In einem Interview mit der Vatikanjournalistin Diane Montagna, dessen vollständigen Wortlaut sie auf ihrer Plattform „dianemontagna.substack.com“ veröffentlicht hat, geht der Präfekt des vatikanischen Dikasteriums für die Glaubenslehre auf den Sinn einer Passage in der lehrmäßigen Note „Mater Populi Fidelis“ vom 7. Oktober ein – einer Passage, die erhebliche Aufregung in kirchlichen Kreisen hervorgerufen hat.
Auslöser der Debatte bildete die Formulierung der Note, wonach der Titel „Miterlöserin“ „immer unangebracht“ sei, wenn es um die Definition von Marias Mitwirkung an der Erlösung gehe. Der Präfekt präzisiert nun, dass dieses „immer“ allein auf die Zukunft bezogen ist. Der Begriff dürfe künftig lediglich nicht mehr in offiziellen Dokumenten oder liturgischen Texten vorkommen.
Papst Johannes Paul II., so der Kardinal, habe den Ausdruck eine Zeit lang selbst gebraucht, ihn jedoch nach theologischen Prüfungen nicht mehr verwendet. Genau hier setze die Note an: Bestimmte inhaltliche Aspekte des Begriffs bleiben theologisch gültig, doch erzeuge der Ausdruck heute pastorale Missverständnisse. Es handle sich also um eine Präzisierung des Vokabulars in Lehramtstexten und Liturgie, nicht um ein nachträgliches Urteil über frühere Äußerungen von Heiligen, Kirchenlehrern oder Päpsten, die den Begriff verwendet haben.
Privat weiter erlaubt
Fernández unterstreicht, dass der Titel in der privaten Frömmigkeit weiterhin erlaubt ist: Gläubige können ihn in Gebetsgruppen oder persönlichen Andachten nutzen, vorausgesetzt, es bleibt klar, dass Maria dem Erlösungswerk Christi vollständig untergeordnet ist. Entscheidend sei die Vermeidung von Missverständnissen, die den Eindruck einer Konkurrenz zu Christus erwecken könnten.

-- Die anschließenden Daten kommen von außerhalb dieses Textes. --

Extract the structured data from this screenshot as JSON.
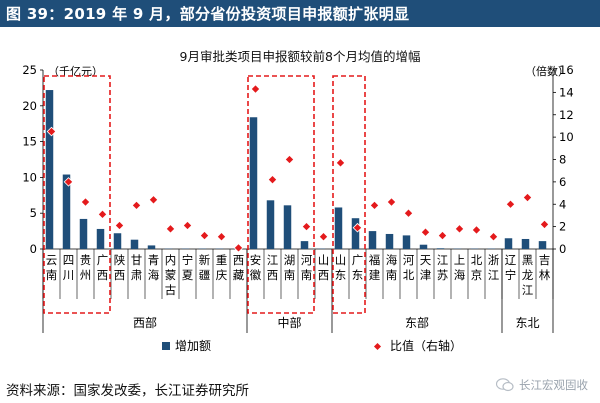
{
  "header": {
    "title": "图 39：2019 年 9 月，部分省份投资项目申报额扩张明显"
  },
  "footer": {
    "source": "资料来源：国家发改委，长江证券研究所"
  },
  "watermark": {
    "text": "长江宏观固收",
    "icon": "wechat-icon"
  },
  "colors": {
    "header_bg": "#1f4e79",
    "bar": "#1f4e79",
    "dot": "#e41a1c",
    "box": "#e41a1c"
  },
  "chart_data": {
    "type": "bar",
    "title": "9月审批类项目申报额较前8个月均值的增幅",
    "left_axis_unit": "（千亿元）",
    "right_axis_unit": "（倍数）",
    "left_ylim": [
      0,
      25
    ],
    "left_ticks": [
      "0",
      "5",
      "10",
      "15",
      "20",
      "25"
    ],
    "right_ylim": [
      0,
      16
    ],
    "right_ticks": [
      "0",
      "2",
      "4",
      "6",
      "8",
      "10",
      "12",
      "14",
      "16"
    ],
    "categories": [
      "云南",
      "四川",
      "贵州",
      "广西",
      "陕西",
      "甘肃",
      "青海",
      "内蒙古",
      "宁夏",
      "新疆",
      "重庆",
      "西藏",
      "安徽",
      "江西",
      "湖南",
      "河南",
      "山西",
      "山东",
      "广东",
      "福建",
      "海南",
      "河北",
      "天津",
      "江苏",
      "上海",
      "北京",
      "浙江",
      "辽宁",
      "黑龙江",
      "吉林"
    ],
    "series": [
      {
        "name": "增加额",
        "axis": "left",
        "values": [
          22.2,
          10.4,
          4.2,
          2.8,
          2.2,
          1.3,
          0.5,
          0.05,
          0.05,
          0.05,
          0.05,
          0.05,
          18.4,
          6.8,
          6.1,
          1.1,
          0.05,
          5.8,
          4.3,
          2.5,
          2.1,
          1.9,
          0.6,
          0.1,
          0.05,
          0.05,
          0.05,
          1.5,
          1.4,
          1.1
        ]
      },
      {
        "name": "比值（右轴）",
        "axis": "right",
        "values": [
          10.5,
          6.0,
          4.2,
          3.1,
          2.1,
          3.9,
          4.4,
          1.8,
          2.1,
          1.2,
          1.1,
          0.1,
          14.3,
          6.2,
          8.0,
          2.0,
          1.1,
          7.7,
          1.9,
          3.9,
          4.2,
          3.2,
          1.5,
          1.2,
          1.8,
          1.7,
          1.1,
          4.0,
          4.6,
          2.2
        ]
      }
    ],
    "regions": [
      {
        "name": "西部",
        "from": 0,
        "to": 11
      },
      {
        "name": "中部",
        "from": 12,
        "to": 16
      },
      {
        "name": "东部",
        "from": 17,
        "to": 26
      },
      {
        "name": "东北",
        "from": 27,
        "to": 29
      }
    ],
    "highlight_boxes": [
      {
        "from": 0,
        "to": 3
      },
      {
        "from": 12,
        "to": 15
      },
      {
        "from": 17,
        "to": 18
      }
    ],
    "legend": {
      "position": "bottom"
    },
    "grid": false
  }
}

Die lehrmäßige Note hat in der weltweiten Kirche lebhafte Diskussionen entfacht. Kritiker werfen ihr vor, die „einzigartige Mitwirkung“ Mariens weniger stark zu betonen, als Fernández es darstellt. Pater Salvatore Maria Perrella, Professor an der Päpstlichen Theologischen Fakultät Marianum in Rom und Vorstandsmitglied der Internationalen Marianischen Päpstlichen Akademie, bemängelt, das Dokument vernachlässige wichtige trinitarische und symbolische Dimensionen und gewichte christologische und ekklesiologische Aspekte unausgewogen. Dennoch räumt er ein, dass marianische Lehrentwicklung stets von intensiver Forschung und offenen Debatten geprägt gewesen sei – und dass auch kontroverse Texte fruchtbare theologische Auseinandersetzungen anstoßen könnten.
Waren Mariologen eingebunden? Fernández sagt ja
Pater Maurizio Gronchi, Christologe und Berater des Dikasteriums, warnt davor, dass eine unreflektierte Verwendung der Titel „Miterlöserin“ oder „Mittlerin“ zu einer verzerrten Glaubensvorstellung führen könnte. Die Idee etwa, Maria müsse Gott zur Barmherzigkeit bewegen, stehe im Widerspruch zum biblischen Gottesbild. Gleichzeitig deutet er eine Besonderheit im Entstehungsprozess des Dokuments an: Anders als üblich seien kaum Mariologen aus renommierten Fachinstitutionen involviert gewesen. Weder Vertreter der Theologischen Fakultät Marianum noch der Päpstlichen Internationalen Marianischen Akademie hätten an der Vorstellung des Dokuments teilgenommen – ein „Schweigen“, das, wie Gronchi andeutet, als stiller Dissens interpretiert werden könnte. Kardinal Fernández hingegen betont gegenüber Montagna, es seien „sehr viele“ Mariologen und Christologen konsultiert worden.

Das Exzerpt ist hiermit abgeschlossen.